While that's not a primary source, O'Brian is generally conceded to have done
painstaking research to make his novels as authentic as possible.

------
hyperion2010
The stimulus space provided by wallstreet is incredibly impoverished. While a
bundle of algos that deal with text and numbers (and has quite a bit of
agency) might one day develop into something very similar to what we call
consciousness I suspect we will have an extremely hard time recognizing it. We
really have zero way to measure consciousness. Autonomous agency? Yes, there
are already machines that build their own models and take action based on them
(most people, rightly or wrongly, don't consider them to be conscious).
Perhaps wallstreet will seek to create algos that examine themselves as part
of their model of the world but that can lead to some nasty chaotic behavior,
and without having some sense of 'being' in the world that informs its own
actions I might argue that we can simply point to the Chinese room experiment
and suggest that we come up with better measures for whatever it is we refer
to when talking about consciousness.

I might also note that the author grossly oversimplifies human beings and the
vast amount and diversity of information our nervous system is continually
collecting and processing without our awareness that ultimately feeds into
consciousness.

Also worth noting that our experience of consciousness is very much a
fabrication created by our brain to impose consistency on the world (my go to
example, used here before being our blind spot). I'm not so sure that
wallstreet really wants to replicate the kind of 'filling in' that seems to be
a critical part of our conscious experience.

------
mjfl
"today’s Wall Street is the first and perhaps only industry putting artificial
intelligence toward actual productive ends"

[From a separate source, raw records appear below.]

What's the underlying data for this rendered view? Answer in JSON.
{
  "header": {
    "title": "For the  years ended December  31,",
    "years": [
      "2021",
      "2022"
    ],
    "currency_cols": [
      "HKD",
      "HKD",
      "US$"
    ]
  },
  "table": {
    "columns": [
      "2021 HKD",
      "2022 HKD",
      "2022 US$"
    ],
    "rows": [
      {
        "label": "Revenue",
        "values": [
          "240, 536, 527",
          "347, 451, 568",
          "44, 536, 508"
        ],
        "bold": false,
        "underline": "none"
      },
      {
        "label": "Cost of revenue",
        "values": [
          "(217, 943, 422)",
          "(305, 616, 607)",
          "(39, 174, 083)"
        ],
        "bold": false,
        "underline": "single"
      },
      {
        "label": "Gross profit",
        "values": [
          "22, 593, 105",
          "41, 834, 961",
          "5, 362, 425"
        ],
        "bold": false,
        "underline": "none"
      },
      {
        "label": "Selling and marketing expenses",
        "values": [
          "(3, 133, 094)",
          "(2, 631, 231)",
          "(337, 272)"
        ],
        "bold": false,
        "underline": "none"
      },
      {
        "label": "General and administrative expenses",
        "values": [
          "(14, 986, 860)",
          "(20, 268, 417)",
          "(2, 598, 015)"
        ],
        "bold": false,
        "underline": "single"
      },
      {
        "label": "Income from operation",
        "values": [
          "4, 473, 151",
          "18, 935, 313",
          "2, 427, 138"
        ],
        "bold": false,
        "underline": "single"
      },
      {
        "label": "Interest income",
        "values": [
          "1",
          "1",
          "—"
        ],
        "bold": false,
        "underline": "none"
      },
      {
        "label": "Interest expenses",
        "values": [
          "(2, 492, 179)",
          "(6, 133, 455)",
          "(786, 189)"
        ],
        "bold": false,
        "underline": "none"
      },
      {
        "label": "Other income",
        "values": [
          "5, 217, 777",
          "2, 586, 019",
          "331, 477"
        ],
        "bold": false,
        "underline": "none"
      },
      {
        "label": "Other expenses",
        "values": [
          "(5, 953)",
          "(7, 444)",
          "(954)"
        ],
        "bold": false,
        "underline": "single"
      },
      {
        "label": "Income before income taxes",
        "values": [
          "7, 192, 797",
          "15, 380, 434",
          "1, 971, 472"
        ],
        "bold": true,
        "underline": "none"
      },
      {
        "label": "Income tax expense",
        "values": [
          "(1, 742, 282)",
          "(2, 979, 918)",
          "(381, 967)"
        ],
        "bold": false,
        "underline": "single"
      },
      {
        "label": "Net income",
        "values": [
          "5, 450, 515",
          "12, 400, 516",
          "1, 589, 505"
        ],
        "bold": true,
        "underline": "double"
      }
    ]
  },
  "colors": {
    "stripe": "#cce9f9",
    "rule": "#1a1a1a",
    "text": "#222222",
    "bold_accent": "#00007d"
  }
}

What are you talking about?

Google (search, navigation, advertising), Amazon (recommendations), Facebook
(advertising, whatever the hell else they do).

The United States Military (robotics, autonomous drones, scheduling, pretty
much all AI applications). UPS (scheduling). NSA (data mining metadata to
detect 'em terrorists), NASA (control systems, detection of objects).

You are right though, Wall Street's applications are much more productive.

------
dennisgorelik
> Wall Street is the first and perhaps only industry putting artificial
> intelligence toward actual productive ends

Huh?

How about Google, Facebook and endless number of other businesses that use
artificial intelligence all the time in their programs.